What is greenwashing

What is Greenwashing?

Do designers have a moral duty to check if their clients are guilty of it before working with them?

It seems like every other news story is currently focused on climate change. There’s no denying it, it’s happening, and many businesses are now looking at reducing their environmental impact and looking at ways to become more sustainable. 

While many businesses are doing their best to cut down their CO2 emissions and help the planet, some are trying to pull the wool over their customer’s eyes using a technique called ‘Greenwashing’.

The controversial term ‘greenwashing’ is a marketing technique companies use to give the illusion that their products or services are more environmentally friendly than they are. Companies do this to benefit from the current environmental trends and attract consumers who prefer to shop with an ethical mindset.

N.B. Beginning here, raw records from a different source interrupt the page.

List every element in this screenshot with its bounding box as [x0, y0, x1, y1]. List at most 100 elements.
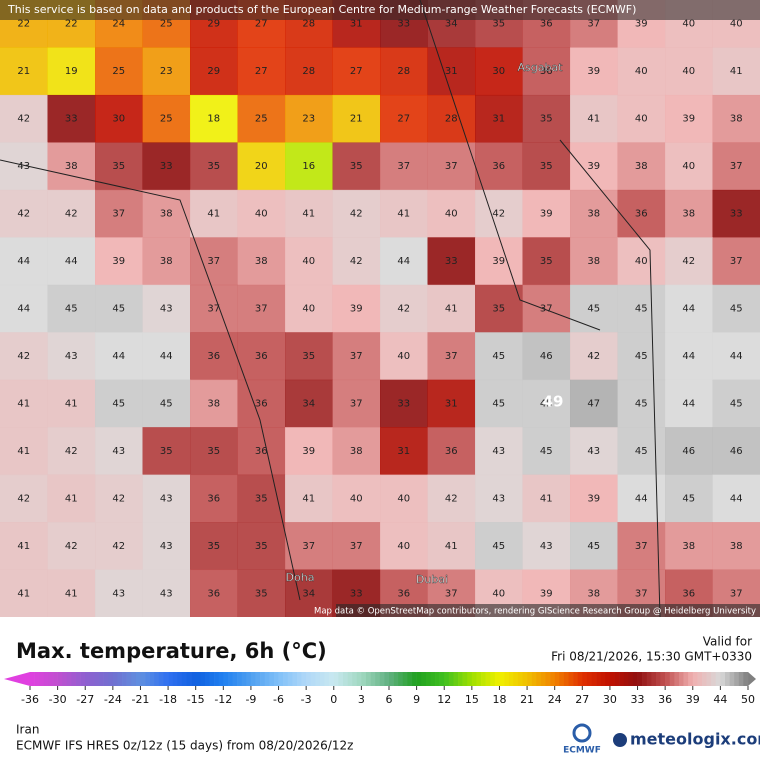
colorbar-segment — [228, 672, 233, 686]
temp-value: 44 — [682, 304, 695, 315]
temp-value: 37 — [635, 588, 648, 599]
colorbar-segment — [522, 672, 527, 686]
temp-value: 42 — [17, 114, 30, 125]
colorbar-tick-label: -12 — [214, 693, 232, 706]
colorbar-segment — [329, 672, 334, 686]
colorbar-segment — [168, 672, 173, 686]
colorbar-segment — [177, 672, 182, 686]
temp-value: 21 — [17, 66, 30, 77]
colorbar-segment — [545, 672, 550, 686]
colorbar-segment — [260, 672, 265, 686]
colorbar-tick-label: 24 — [548, 693, 562, 706]
temp-value: 39 — [112, 256, 125, 267]
colorbar-tick-label: -18 — [159, 693, 177, 706]
colorbar-segment — [504, 672, 509, 686]
banner: This service is based on data and produc… — [7, 3, 636, 16]
temp-value: 33 — [397, 19, 410, 30]
colorbar-segment — [499, 672, 504, 686]
colorbar-tick-label: -3 — [301, 693, 312, 706]
temp-value: 35 — [350, 161, 363, 172]
colorbar-segment — [196, 672, 201, 686]
valid-time: Fri 08/21/2026, 15:30 GMT+0330 — [551, 650, 752, 664]
colorbar-segment — [334, 672, 339, 686]
colorbar-segment — [619, 672, 624, 686]
temp-value: 41 — [302, 493, 315, 504]
temp-value: 36 — [635, 209, 648, 220]
colorbar-tick-label: 50 — [741, 693, 755, 706]
colorbar-segment — [173, 672, 178, 686]
colorbar-segment — [85, 672, 90, 686]
colorbar-segment — [104, 672, 109, 686]
colorbar-segment — [679, 672, 684, 686]
temp-value: 40 — [682, 161, 695, 172]
temp-value: 36 — [255, 351, 268, 362]
temp-value: 41 — [540, 493, 553, 504]
temp-value: 39 — [587, 66, 600, 77]
temp-value: 37 — [730, 256, 743, 267]
temp-value: 45 — [160, 398, 173, 409]
colorbar-segment — [39, 672, 44, 686]
temp-value: 40 — [397, 493, 410, 504]
temp-value: 45 — [730, 398, 743, 409]
temp-value: 40 — [730, 19, 743, 30]
temp-value: 47 — [587, 398, 600, 409]
ecmwf-logo — [574, 725, 590, 741]
temp-value: 44 — [17, 304, 30, 315]
temp-value: 30 — [492, 66, 505, 77]
colorbar-segment — [605, 672, 610, 686]
temp-value: 39 — [587, 493, 600, 504]
temp-value: 37 — [255, 304, 268, 315]
city-label: Asgabat — [517, 61, 563, 74]
temp-value: 27 — [255, 66, 268, 77]
temp-value: 43 — [492, 446, 505, 457]
colorbar-segment — [35, 672, 40, 686]
temp-value: 37 — [730, 588, 743, 599]
temp-value: 41 — [397, 209, 410, 220]
temp-value: 45 — [65, 304, 78, 315]
temp-value: 36 — [540, 19, 553, 30]
temp-value: 33 — [397, 398, 410, 409]
colorbar-tick-label: 9 — [413, 693, 420, 706]
temp-value: 30 — [112, 114, 125, 125]
temp-value: 40 — [397, 541, 410, 552]
colorbar-segment — [541, 672, 546, 686]
temp-value: 45 — [492, 351, 505, 362]
temp-value: 44 — [682, 351, 695, 362]
temp-value: 46 — [682, 446, 695, 457]
colorbar-segment — [665, 672, 670, 686]
temp-value: 40 — [682, 66, 695, 77]
temp-value: 43 — [540, 541, 553, 552]
temp-value: 45 — [682, 493, 695, 504]
colorbar-segment — [315, 672, 320, 686]
temp-value: 31 — [445, 398, 458, 409]
temp-value: 41 — [17, 398, 30, 409]
brand: meteologix.com — [630, 730, 760, 749]
colorbar-segment — [412, 672, 417, 686]
temp-value: 35 — [207, 446, 220, 457]
colorbar-segment — [587, 672, 592, 686]
temp-value: 43 — [112, 588, 125, 599]
colorbar-segment — [71, 672, 76, 686]
temp-value: 22 — [17, 19, 30, 30]
temp-value: 36 — [207, 493, 220, 504]
colorbar-segment — [564, 672, 569, 686]
city-label: Doha — [286, 571, 315, 584]
colorbar-left-arrow — [4, 672, 30, 686]
colorbar-tick-label: 36 — [658, 693, 672, 706]
temp-value: 41 — [65, 493, 78, 504]
colorbar-segment — [145, 672, 150, 686]
colorbar-segment — [467, 672, 472, 686]
colorbar-segment — [361, 672, 366, 686]
temp-value: 43 — [160, 588, 173, 599]
colorbar-segment — [697, 672, 702, 686]
colorbar-segment — [163, 672, 168, 686]
ecmwf-label: ECMWF — [563, 746, 601, 756]
temp-value: 45 — [492, 541, 505, 552]
colorbar-segment — [371, 672, 376, 686]
colorbar-segment — [739, 672, 744, 686]
colorbar-segment — [223, 672, 228, 686]
temp-value: 29 — [207, 66, 220, 77]
colorbar-segment — [136, 672, 141, 686]
temp-value: 38 — [635, 161, 648, 172]
temp-value: 36 — [397, 588, 410, 599]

Greenwashing can take a variety of forms. For example, a company may falsely claim its product is 100% organic when it’s only made with a few organic ingredients. They may also make misleading or unsubstantiated claims about the product’s environmental benefits, such as that it has reduced water usage or emissions. Some companies even go as far as to highlight how “green” they are while not disclosing information about their own environmentally-damaging activities.

The truth is, companies engage in greenwashing because they know it will boost sales and improve their public image. Many people care deeply about the environment and want to do their part to protect it. Businesses realise that if they position themselves as eco-friendly, they’ll be more likely to make money.

The problem with greenwashing is that it takes advantage of consumers and puts genuine efforts to protect the environment at risk. When companies greenwash their products, consumers may feel deceived and misled, especially if they discover false or unsubstantiated claims. The effects of this kind of behaviour can also discourage other businesses from actually engaging in sustainability efforts, as they will have difficulty competing with companies that engage in greenwashing.

Should designers have a moral duty to see if businesses are guilty of Greenwashing before working with them?

It’s essential that graphic designers and marketers get a good understanding of a client’s background before they start working with them, especially if they are producing designs for products or campaigns that claim to be sustainable, environmentally friendly or 100% organic. If you need clarification on a client, it’s always a good idea to ask for more information about their environmental practices. Not only is it morally correct to be transparent with the consumer, but it will also help protect designers and marketers from any blowback from missleading work. 

As Designers and marketers, we have the ability and power to try and lead clients into a cleaner and brighter future. Together, we can combat greenwashing and ensure that businesses are honest and transparent about their efforts to reduce their environmental impact.